NUMA
MANHÃ DE CHUVA
Choveu bastante
durante a noite. De acordo com a Lidy, uma vizinha, são as Cheias de São José.
Não confirmo nem desminto; da minha parte apenas sei que ela me impediu de
trabalhar. Chuva grossa, ainda que sem raios ou trovoadas; a estrada cheia de
lamas, pedras e buracos, enfim, intransitável. Fiquei em casa, olhando o tempo,
pensando poesias e futilidades.
Talvez quisesse ler
um livro, ainda que me faltasse tempo. Quem sabe escrevesse um livro, embora
não houvesse inspiração. Não produzi; fiquei apenas; escorado na janela olhando
o tempo acinzentado de uma manhã de Sexta-feira; o radinho ligado, tocando uma
música triste, sem nenhum canto de pássaro ou latido de cão.
A água caindo sobre o telhado fazia um barulho
gostoso, cadenciado, penalizado, triste, que quase me fazia chorar.
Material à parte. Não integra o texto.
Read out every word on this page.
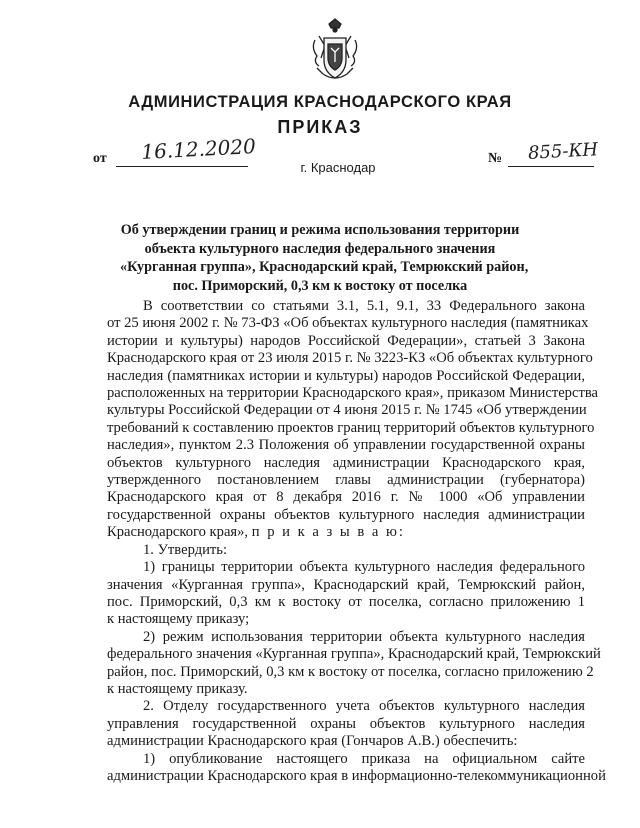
АДМИНИСТРАЦИЯ КРАСНОДАРСКОГО КРАЯ
ПРИКАЗ
от 16.12.2020
г. Краснодар
№ 855-КН
Об утверждении границ и режима использования территории
объекта культурного наследия федерального значения
«Курганная группа», Краснодарский край, Темрюкский район,
пос. Приморский, 0,3 км к востоку от поселка
В соответствии со статьями 3.1, 5.1, 9.1, 33 Федерального закона
от 25 июня 2002 г. № 73-ФЗ «Об объектах культурного наследия (памятниках
истории и культуры) народов Российской Федерации», статьей 3 Закона
Краснодарского края от 23 июля 2015 г. № 3223-КЗ «Об объектах культурного
наследия (памятниках истории и культуры) народов Российской Федерации,
расположенных на территории Краснодарского края», приказом Министерства
культуры Российской Федерации от 4 июня 2015 г. № 1745 «Об утверждении
требований к составлению проектов границ территорий объектов культурного
наследия», пунктом 2.3 Положения об управлении государственной охраны
объектов культурного наследия администрации Краснодарского края,
утвержденного постановлением главы администрации (губернатора)
Краснодарского края от 8 декабря 2016 г. № 1000 «Об управлении
государственной охраны объектов культурного наследия администрации
Краснодарского края», п р и к а з ы в а ю:
1. Утвердить:
1) границы территории объекта культурного наследия федерального
значения «Курганная группа», Краснодарский край, Темрюкский район,
пос. Приморский, 0,3 км к востоку от поселка, согласно приложению 1
к настоящему приказу;
2) режим использования территории объекта культурного наследия
федерального значения «Курганная группа», Краснодарский край, Темрюкский
район, пос. Приморский, 0,3 км к востоку от поселка, согласно приложению 2
к настоящему приказу.
2. Отделу государственного учета объектов культурного наследия
управления государственной охраны объектов культурного наследия
администрации Краснодарского края (Гончаров А.В.) обеспечить:
1) опубликование настоящего приказа на официальном сайте
администрации Краснодарского края в информационно-телекоммуникационной
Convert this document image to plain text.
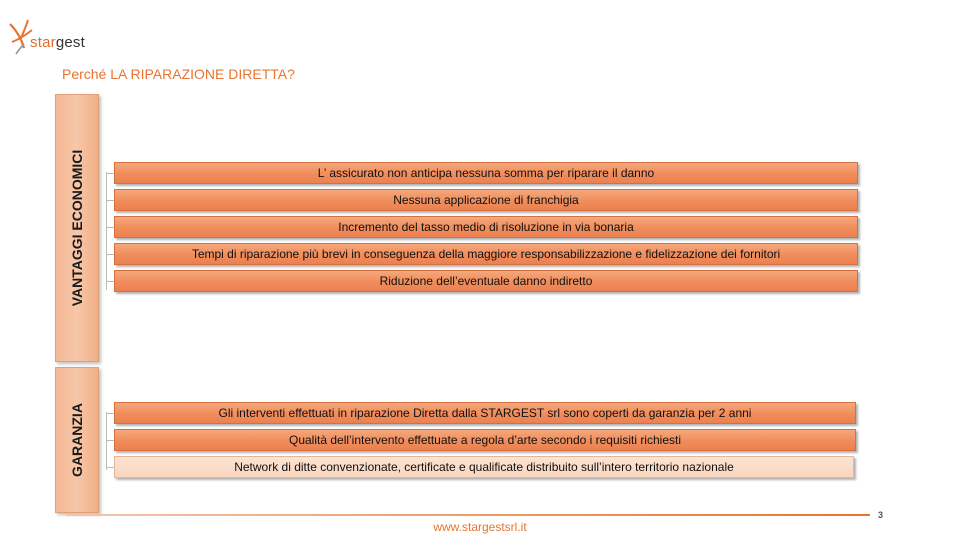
stargest
Perché LA RIPARAZIONE DIRETTA?
VANTAGGI ECONOMICI	L’ assicurato non anticipa nessuna somma per riparare il danno
Nessuna applicazione di franchigia
Incremento del tasso medio di risoluzione in via bonaria
Tempi di riparazione più brevi in conseguenza della maggiore responsabilizzazione e fidelizzazione dei fornitori
Riduzione dell’eventuale danno indiretto
GARANZIA	Gli interventi effettuati in riparazione Diretta dalla STARGEST srl sono coperti da garanzia per 2 anni
Qualità dell’intervento effettuate a regola d’arte secondo i requisiti richiesti
Network di ditte convenzionate, certificate e qualificate distribuito sull’intero territorio nazionale
3
www.stargestsrl.it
Lembranças
longínquas vinham me visitar; parentes antigos que há muito não via; amigos
distantes que nem notícias mandam mais; emoções sinceras que faz muito não
tocam mais o peito deste poeta endurecido pelas vaidades mundanas.
De uma casa ao longe,
uma fumacinha envergonhada foge pela chaminé. Não é negra nem branca, tem um
tom acinzentado e um cheiro de outros tempos. A fumaça aparece em primeiro
plano, depois vêm o cheiro e o gosto do café. Café quentinho, adoçado com a
mais pura e límpida rapadura, pronto a ser tomado com um avantajado pedaço de
bolo, preferência de fubá.
O café é feito no
fogão de lenha, por uma negra pequena, gorda e de cabelos brancos a saltarem do
velho lenço. Não tem nome nem sobrenome, apenas o carinho das negras velhas de
antigamente, que se criavam nas casas grandes e, com o tempo, viravam quase que
gente da família, embora nunca saíssem dos limites da cozinha. Mas aquela não
era uma negra de antigamente; era uma negra dos tempos modernos, que,
certamente, possui Twitter, facebook, Orkut e, quem sabe, até mesmo um blog.
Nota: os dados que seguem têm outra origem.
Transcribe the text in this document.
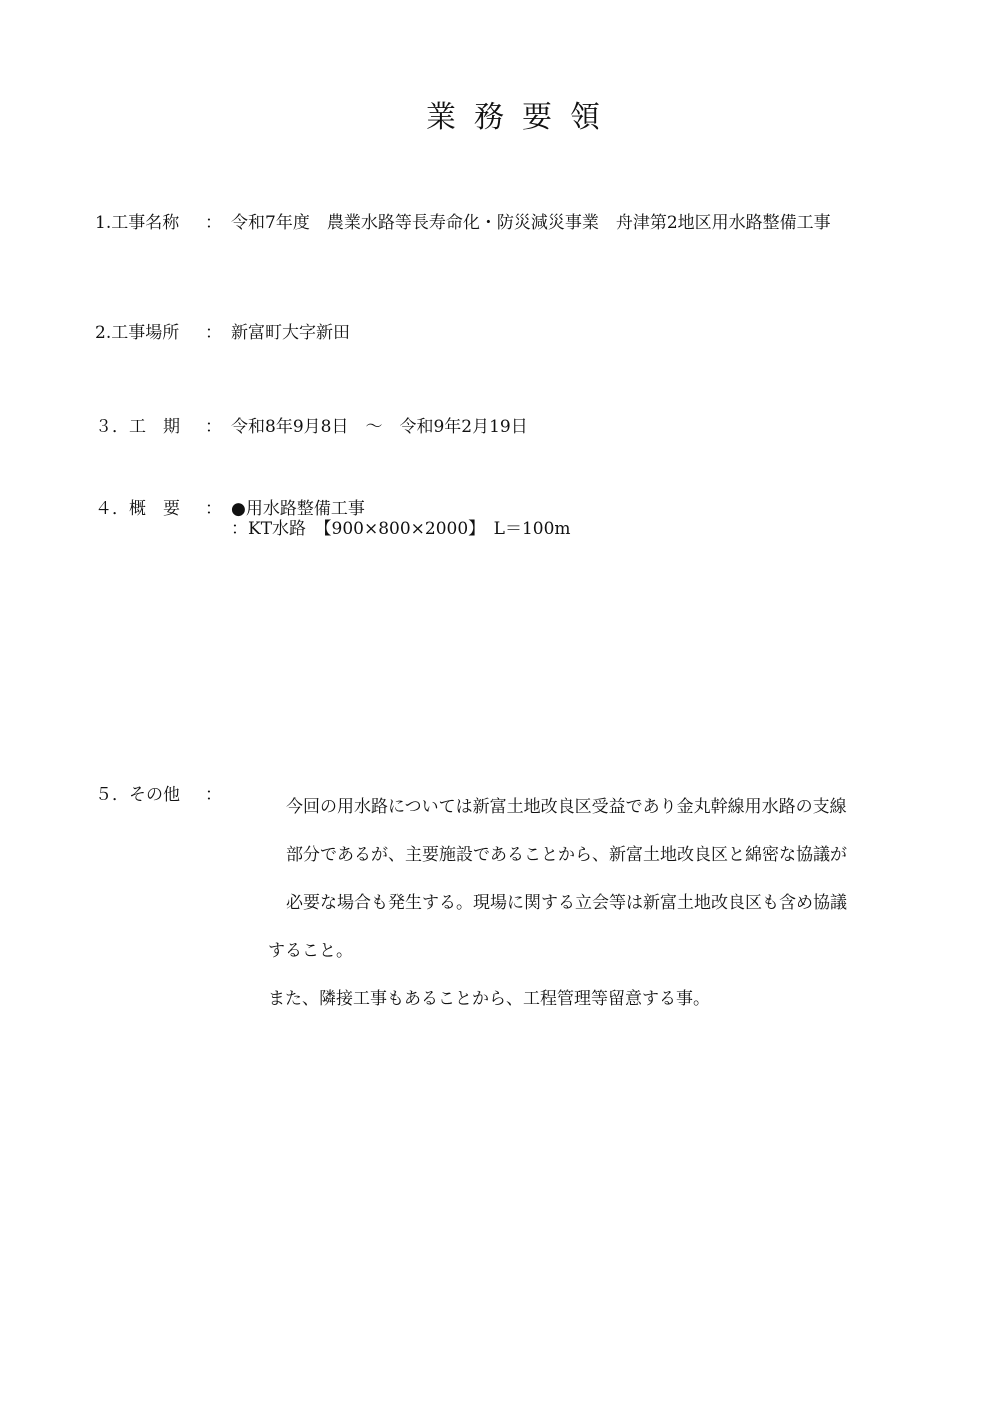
業務要領
1.工事名称 ： 令和7年度　農業水路等長寿命化・防災減災事業　舟津第2地区用水路整備工事
2.工事場所 ： 新富町大字新田
３．工　期 ： 令和8年9月8日　～　令和9年2月19日
４．概　要 ： ●用水路整備工事
：KT水路　【900×800×2000】　L＝100m
５．その他 ：
今回の用水路については新富土地改良区受益であり金丸幹線用水路の支線
部分であるが、主要施設であることから、新富土地改良区と綿密な協議が
必要な場合も発生する。現場に関する立会等は新富土地改良区も含め協議
すること。
また、隣接工事もあることから、工程管理等留意する事。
Talvez conheça o mundo; já tenha ido à Disney e até visitado o Vaticano. Uma
negra da moda.
O cheiro toma todo o
ambiente. Cheiro de café gostoso, feito com carinho, para uma pessoa especial.
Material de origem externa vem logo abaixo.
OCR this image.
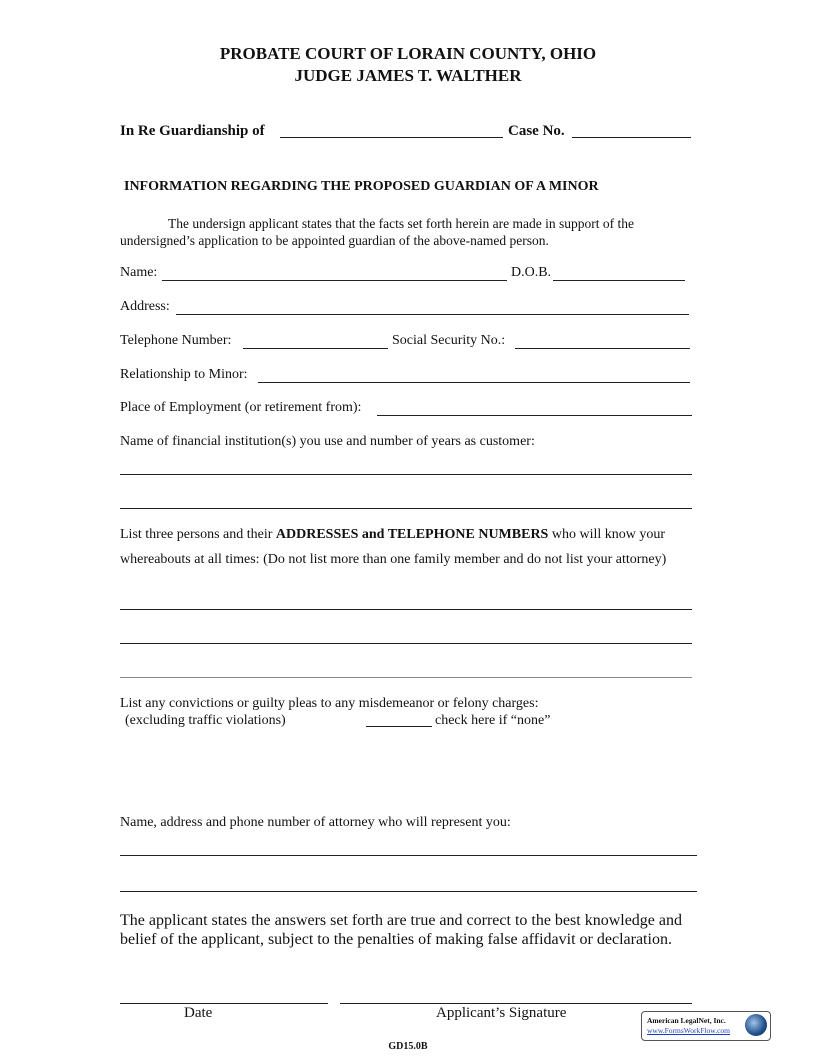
PROBATE COURT OF LORAIN COUNTY, OHIO
JUDGE JAMES T. WALTHER
In Re Guardianship of	Case No.
INFORMATION REGARDING THE PROPOSED GUARDIAN OF A MINOR
The undersign applicant states that the facts set forth herein are made in support of the

undersigned’s application to be appointed guardian of the above-named person.
Name:	D.O.B.
Address:
Telephone Number:	Social Security No.:
Relationship to Minor:
Place of Employment (or retirement from):
Name of financial institution(s) you use and number of years as customer:
List three persons and their ADDRESSES and TELEPHONE NUMBERS who will know your
whereabouts at all times: (Do not list more than one family member and do not list your attorney)
List any convictions or guilty pleas to any misdemeanor or felony charges:
(excluding traffic violations)	check here if “none”
Name, address and phone number of attorney who will represent you:
The applicant states the answers set forth are true and correct to the best knowledge and
belief of the applicant, subject to the penalties of making false affidavit or declaration.
Date	Applicant’s Signature
GD15.0B
American LegalNet, Inc.
www.FormsWorkFlow.com
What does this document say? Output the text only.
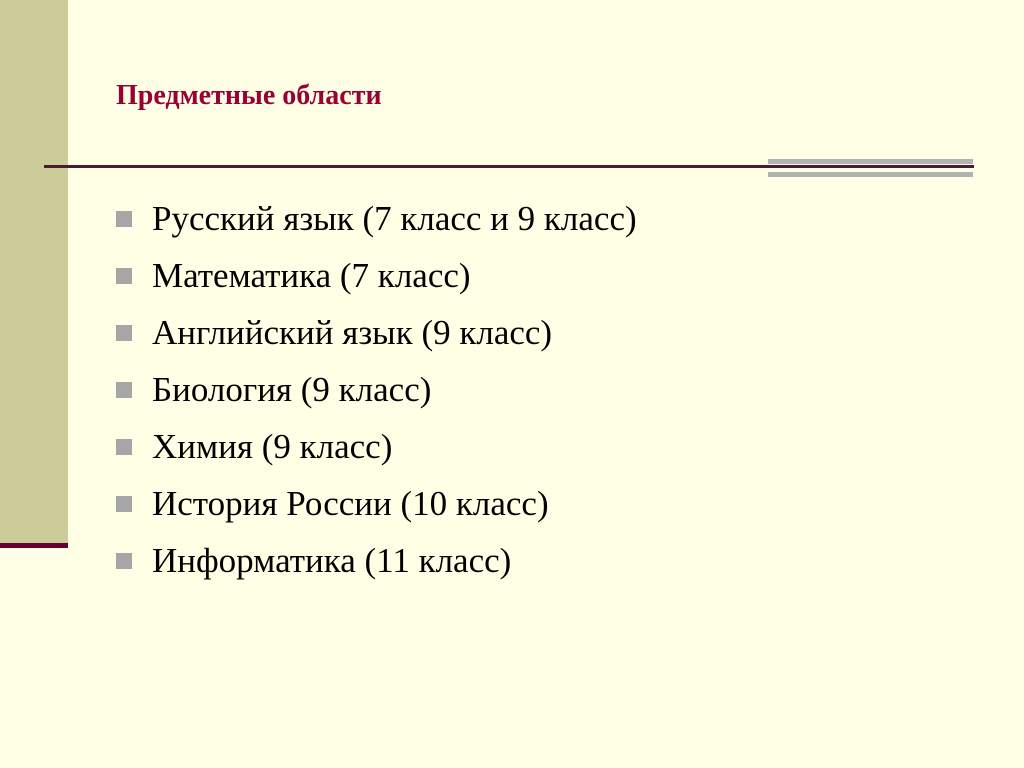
Предметные области
Русский язык (7 класс и 9 класс)
Математика (7 класс)
Английский язык (9 класс)
Биология (9 класс)
Химия (9 класс)
История России (10 класс)
Информатика (11 класс)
A chuva cai ritmada e, no horizonte, bem ao longe, pelos lados da Lapinha, uma
luz pequenininha corta o acinzentado do céu. Talvez seja um avião que voa para
BH ou Brasília; talvez seja uma astronave em vôo de reconhecimento neste planeta
insólito e inexplorável; muito embora eu ache que seja apenas a minha
imaginação em busca de novas descobertas.